Even though the trial was open to the public, its verdict may not be made public immediately. The decision “will be sent to the police commissioner, James P. O’Neill, who has the authority to uphold, modify or even vacate the ruling,” the Times reported earlier this month.
Jail time for Pantaleo was ruled out after a Staten Island grand jury declined to recommend criminal charges against him, leaving his future in limbo ad he continued to ork for the NYPD and even got at least one significant pay raise.
Pantaleo’s trial came about a month after the NYPD implausibly determined that Garner was not killed by a chokehold. That questionable decision could provide a hint at what to expect from Pantaleo’s trial.
Garner’s mother blasted what she called the NYPD’s “tricks” and “lies” during the trial’s first day on May 13.
“The day after Mother’s Day, to have to watch the video that the world saw of my son being killed, to be at this trial after five years, and to see all of the tricks that Pantaleo’s lawyers are trying to pull to avoid accountability, it’s really hard,” Gwen Carr said at the time.

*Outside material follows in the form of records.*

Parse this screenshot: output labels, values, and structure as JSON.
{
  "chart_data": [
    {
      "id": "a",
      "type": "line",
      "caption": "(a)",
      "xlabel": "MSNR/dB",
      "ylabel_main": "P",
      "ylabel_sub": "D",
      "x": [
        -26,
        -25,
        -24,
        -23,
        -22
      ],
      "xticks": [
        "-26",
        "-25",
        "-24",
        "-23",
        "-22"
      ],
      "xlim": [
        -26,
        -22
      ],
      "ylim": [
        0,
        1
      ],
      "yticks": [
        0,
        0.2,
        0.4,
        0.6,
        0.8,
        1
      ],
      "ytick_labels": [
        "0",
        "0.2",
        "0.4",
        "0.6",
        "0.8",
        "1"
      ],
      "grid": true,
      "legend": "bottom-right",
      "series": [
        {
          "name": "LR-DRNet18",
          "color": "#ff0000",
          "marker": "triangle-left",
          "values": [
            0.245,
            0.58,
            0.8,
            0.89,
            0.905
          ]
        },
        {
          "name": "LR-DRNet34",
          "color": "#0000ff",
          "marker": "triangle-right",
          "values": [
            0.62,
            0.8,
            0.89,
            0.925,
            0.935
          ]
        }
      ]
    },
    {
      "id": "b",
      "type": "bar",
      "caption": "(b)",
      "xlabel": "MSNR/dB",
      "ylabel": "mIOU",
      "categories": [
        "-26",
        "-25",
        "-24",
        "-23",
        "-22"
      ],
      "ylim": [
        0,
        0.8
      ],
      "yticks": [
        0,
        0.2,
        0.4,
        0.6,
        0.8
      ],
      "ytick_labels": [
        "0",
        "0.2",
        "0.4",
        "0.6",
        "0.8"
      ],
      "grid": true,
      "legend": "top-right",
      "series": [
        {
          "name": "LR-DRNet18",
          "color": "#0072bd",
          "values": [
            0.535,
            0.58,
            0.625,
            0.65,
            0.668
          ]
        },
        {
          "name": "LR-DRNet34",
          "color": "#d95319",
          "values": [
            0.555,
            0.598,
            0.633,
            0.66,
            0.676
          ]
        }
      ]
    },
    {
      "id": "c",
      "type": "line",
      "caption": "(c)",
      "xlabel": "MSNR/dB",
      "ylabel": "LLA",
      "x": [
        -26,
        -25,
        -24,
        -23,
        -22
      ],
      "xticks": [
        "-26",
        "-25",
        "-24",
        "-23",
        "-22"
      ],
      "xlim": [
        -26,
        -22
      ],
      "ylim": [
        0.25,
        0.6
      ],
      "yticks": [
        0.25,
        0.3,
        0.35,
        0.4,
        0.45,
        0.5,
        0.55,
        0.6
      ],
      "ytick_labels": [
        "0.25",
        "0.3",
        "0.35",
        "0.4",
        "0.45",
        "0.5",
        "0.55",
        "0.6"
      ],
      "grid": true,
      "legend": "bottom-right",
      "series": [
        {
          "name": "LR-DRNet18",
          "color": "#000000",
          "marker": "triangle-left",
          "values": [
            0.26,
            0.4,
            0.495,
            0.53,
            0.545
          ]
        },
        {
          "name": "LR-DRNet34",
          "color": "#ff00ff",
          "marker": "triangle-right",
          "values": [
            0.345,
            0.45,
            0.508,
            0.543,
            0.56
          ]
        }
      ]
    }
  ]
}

Garner was approached by undercover NYPD officers on July 17, 2014, for the alleged offense of selling untaxed loose cigarettes. When officers failed at handcuffing him for the nonviolent misdemeanor, Pantaleo was caught on video with his arms wrapped tightly around Garner’s neck from behind. The chokehold ultimately killed Garner. The entire deadly episode was captured on cellphone video and filmed by a bystander. Garner’s final words “I can’t breathe” — became a rallying call for social justice advocates who saw his death as a murder.